This maybe a very popular beginner projects that worth trying. The MNIST dataset is a very popular dataset containing handwritten numbers from 0 - 9 from different people.
mnist = tf.keras.datasets.mnist
(x_train, y_train), (x_test, y_test) = mnist.load_data()Since it's super popular, it's already comes with the TensorFlow library, and it's relatively easy to just load it.
x_train = tf.keras.utils.normalize(x_train, axis = 1)
x_test = tf.keras.utils.normalize(x_test, axis = 1)After loading the data, the next step is to normalize the data. This will make the data easier to process. Then, training the data. Here I use Neural Networks with several layers, with ReLU activation functions and SoftMax at the end. ReLU is quite popular as an activation function. That's why I chose it. If the model doesn't work or need more optimization, then I could try to adjust the activation function as well.
model = tf.keras.models.Sequential()
model.add(tf.keras.layers.Flatten(input_shape = (28, 28)))
model.add(tf.keras.layers.Dense(128, activation='relu'))
model.add(tf.keras.layers.Dense(128, activation='relu'))
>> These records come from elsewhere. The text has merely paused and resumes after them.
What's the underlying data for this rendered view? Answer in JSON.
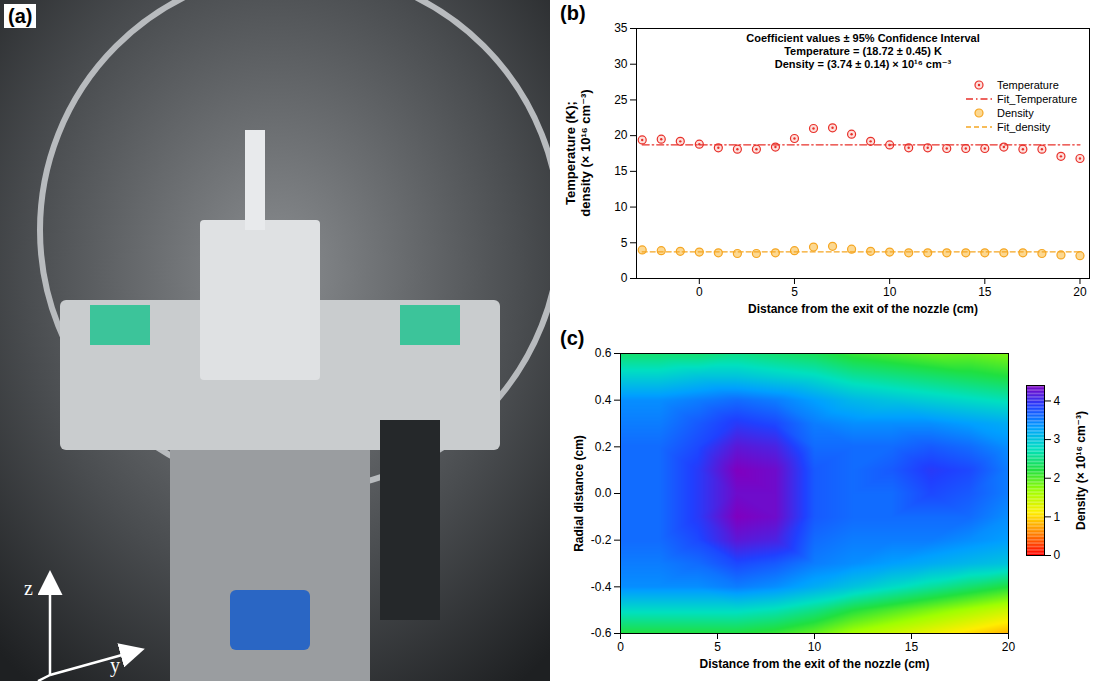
{
  "chart_data": [
    {
      "type": "image",
      "panel": "(a)",
      "annotations": [
        "z",
        "y"
      ]
    },
    {
      "type": "scatter",
      "panel": "(b)",
      "annotation": [
        "Coefficient values ± 95% Confidence Interval",
        "Temperature = (18.72 ± 0.45) K",
        "Density = (3.74 ± 0.14) × 10¹⁶ cm⁻³"
      ],
      "xlabel": "Distance from the exit of the nozzle (cm)",
      "ylabel": "Temperature (K); density (× 10¹⁶ cm⁻³)",
      "x": [
        -3,
        -2,
        -1,
        0,
        1,
        2,
        3,
        4,
        5,
        6,
        7,
        8,
        9,
        10,
        11,
        12,
        13,
        14,
        15,
        16,
        17,
        18,
        19,
        20
      ],
      "series": [
        {
          "name": "Temperature",
          "type": "scatter",
          "color": "#e8302a",
          "marker": "circle_dot",
          "values": [
            19.4,
            19.5,
            19.2,
            18.8,
            18.3,
            18.1,
            18.1,
            18.4,
            19.6,
            21.0,
            21.1,
            20.2,
            19.2,
            18.7,
            18.3,
            18.3,
            18.2,
            18.2,
            18.2,
            18.4,
            18.1,
            18.1,
            17.1,
            16.8
          ]
        },
        {
          "name": "Fit_Temperature",
          "type": "line",
          "color": "#e8302a",
          "line_style": "dashdot",
          "values": [
            18.72,
            18.72,
            18.72,
            18.72,
            18.72,
            18.72,
            18.72,
            18.72,
            18.72,
            18.72,
            18.72,
            18.72,
            18.72,
            18.72,
            18.72,
            18.72,
            18.72,
            18.72,
            18.72,
            18.72,
            18.72,
            18.72,
            18.72,
            18.72
          ]
        },
        {
          "name": "Density",
          "type": "scatter",
          "color": "#f5a623",
          "marker": "circle",
          "values": [
            4.0,
            3.9,
            3.8,
            3.7,
            3.6,
            3.5,
            3.5,
            3.6,
            3.9,
            4.4,
            4.5,
            4.1,
            3.8,
            3.7,
            3.6,
            3.6,
            3.6,
            3.6,
            3.6,
            3.6,
            3.6,
            3.5,
            3.3,
            3.2
          ]
        },
        {
          "name": "Fit_density",
          "type": "line",
          "color": "#f5a623",
          "line_style": "dashed",
          "values": [
            3.74,
            3.74,
            3.74,
            3.74,
            3.74,
            3.74,
            3.74,
            3.74,
            3.74,
            3.74,
            3.74,
            3.74,
            3.74,
            3.74,
            3.74,
            3.74,
            3.74,
            3.74,
            3.74,
            3.74,
            3.74,
            3.74,
            3.74,
            3.74
          ]
        }
      ],
      "xlim": [
        -3.3,
        20.5
      ],
      "xticks": [
        0,
        5,
        10,
        15,
        20
      ],
      "ylim": [
        0,
        35
      ],
      "yticks": [
        0,
        5,
        10,
        15,
        20,
        25,
        30,
        35
      ],
      "legend": "right",
      "grid": false
    },
    {
      "type": "heatmap",
      "panel": "(c)",
      "xlabel": "Distance from the exit of the nozzle (cm)",
      "ylabel": "Radial distance (cm)",
      "x": [
        0,
        2,
        4,
        6,
        8,
        10,
        12,
        14,
        16,
        18,
        20
      ],
      "y": [
        0.6,
        0.5,
        0.4,
        0.3,
        0.2,
        0.1,
        0.0,
        -0.1,
        -0.2,
        -0.3,
        -0.4,
        -0.5,
        -0.6
      ],
      "z": [
        [
          2.4,
          2.4,
          2.4,
          2.5,
          2.4,
          2.3,
          2.1,
          2.0,
          1.9,
          1.9,
          1.8
        ],
        [
          2.9,
          2.9,
          3.0,
          3.0,
          2.9,
          2.8,
          2.6,
          2.5,
          2.4,
          2.3,
          2.2
        ],
        [
          3.4,
          3.4,
          3.5,
          3.6,
          3.5,
          3.3,
          3.1,
          3.0,
          2.9,
          2.8,
          2.7
        ],
        [
          3.5,
          3.5,
          3.7,
          3.9,
          3.8,
          3.5,
          3.4,
          3.4,
          3.4,
          3.3,
          3.2
        ],
        [
          3.6,
          3.6,
          3.8,
          4.2,
          4.1,
          3.6,
          3.6,
          3.6,
          3.7,
          3.6,
          3.4
        ],
        [
          3.6,
          3.6,
          3.9,
          4.4,
          4.3,
          3.7,
          3.6,
          3.7,
          3.9,
          3.8,
          3.5
        ],
        [
          3.6,
          3.6,
          3.9,
          4.3,
          4.3,
          3.7,
          3.6,
          3.6,
          3.8,
          3.7,
          3.5
        ],
        [
          3.6,
          3.6,
          3.9,
          4.4,
          4.3,
          3.7,
          3.6,
          3.6,
          3.6,
          3.6,
          3.4
        ],
        [
          3.6,
          3.6,
          3.8,
          4.2,
          4.1,
          3.6,
          3.5,
          3.5,
          3.5,
          3.4,
          3.3
        ],
        [
          3.5,
          3.5,
          3.6,
          3.8,
          3.7,
          3.5,
          3.4,
          3.3,
          3.2,
          3.1,
          3.0
        ],
        [
          3.4,
          3.4,
          3.4,
          3.5,
          3.4,
          3.2,
          3.0,
          2.8,
          2.6,
          2.4,
          2.2
        ],
        [
          2.8,
          2.8,
          2.8,
          2.8,
          2.7,
          2.5,
          2.2,
          2.0,
          1.8,
          1.6,
          1.4
        ],
        [
          2.2,
          2.2,
          2.2,
          2.2,
          2.1,
          1.9,
          1.6,
          1.4,
          1.2,
          1.0,
          0.8
        ]
      ],
      "xlim": [
        0,
        20
      ],
      "xticks": [
        0,
        5,
        10,
        15,
        20
      ],
      "ylim": [
        -0.6,
        0.6
      ],
      "yticks": [
        -0.6,
        -0.4,
        -0.2,
        {
          "value": 0,
          "label": "0.0"
        },
        0.2,
        0.4,
        0.6
      ],
      "colorbar_label": "Density (× 10¹⁶ cm⁻³)",
      "clim": [
        0,
        4.4
      ],
      "cticks": [
        0,
        1,
        2,
        3,
        4
      ]
    }
  ]
}
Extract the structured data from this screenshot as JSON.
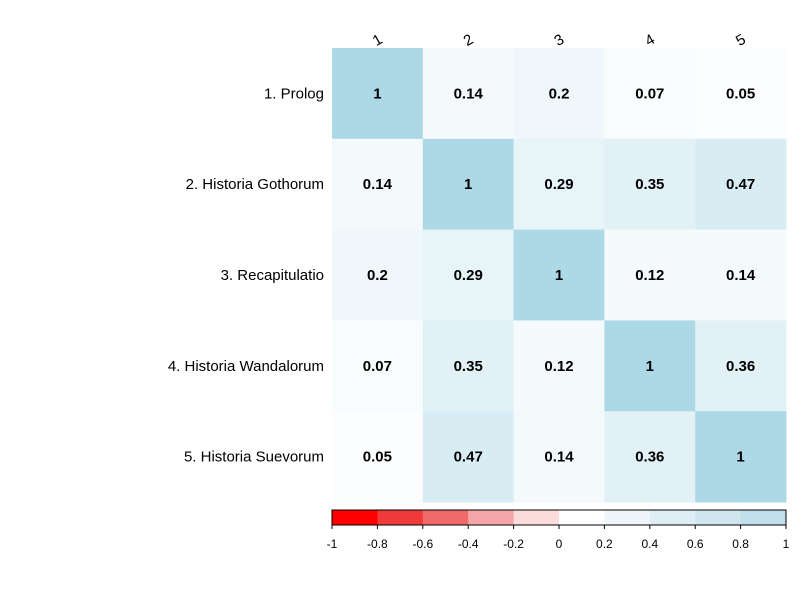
{
  "chart_data": {
    "type": "heatmap",
    "row_labels": [
      "1. Prolog",
      "2. Historia Gothorum",
      "3. Recapitulatio",
      "4. Historia Wandalorum",
      "5. Historia Suevorum"
    ],
    "col_labels": [
      "1",
      "2",
      "3",
      "4",
      "5"
    ],
    "values": [
      [
        1,
        0.14,
        0.2,
        0.07,
        0.05
      ],
      [
        0.14,
        1,
        0.29,
        0.35,
        0.47
      ],
      [
        0.2,
        0.29,
        1,
        0.12,
        0.14
      ],
      [
        0.07,
        0.35,
        0.12,
        1,
        0.36
      ],
      [
        0.05,
        0.47,
        0.14,
        0.36,
        1
      ]
    ],
    "colorbar": {
      "range": [
        -1,
        1
      ],
      "ticks": [
        "-1",
        "-0.8",
        "-0.6",
        "-0.4",
        "-0.2",
        "0",
        "0.2",
        "0.4",
        "0.6",
        "0.8",
        "1"
      ],
      "colors": [
        "#ff0000",
        "#f03a3a",
        "#f06a6a",
        "#f4a6a6",
        "#fbdcdc",
        "#ffffff",
        "#eef6fa",
        "#dfeef5",
        "#cfe6ef",
        "#c0dfea",
        "#add8e6"
      ]
    },
    "colors": {
      "negative_end": "#ff0000",
      "zero": "#ffffff",
      "positive_end": "#add8e6"
    }
  }
}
model.add(tf.keras.layers.Dense(10, activation='softmax'))After training the model, it grew from the accuracy of 86.76% to 97.84% on the training data. Then I evaluate using the test data that the model hasn't seen before. I got the accuracy of 96.88%.
Afterwards, I tried to test the model using my own handwriting. However, I ran into small problem that the input size of my handwriting is not compatible, since I just screenshot it freely. (I don't even know the dimension of the screenshots). So I need to resize the image to match the MNIST image size which is 28 x 28.
In the end, I insert my handwriting for the model to predict and it got 72.22%, with 5 wrong guesses from 18 pictures. It's relatively low compare to the test dataset. This happened because some of the resized images don't really resamble the actual numbers.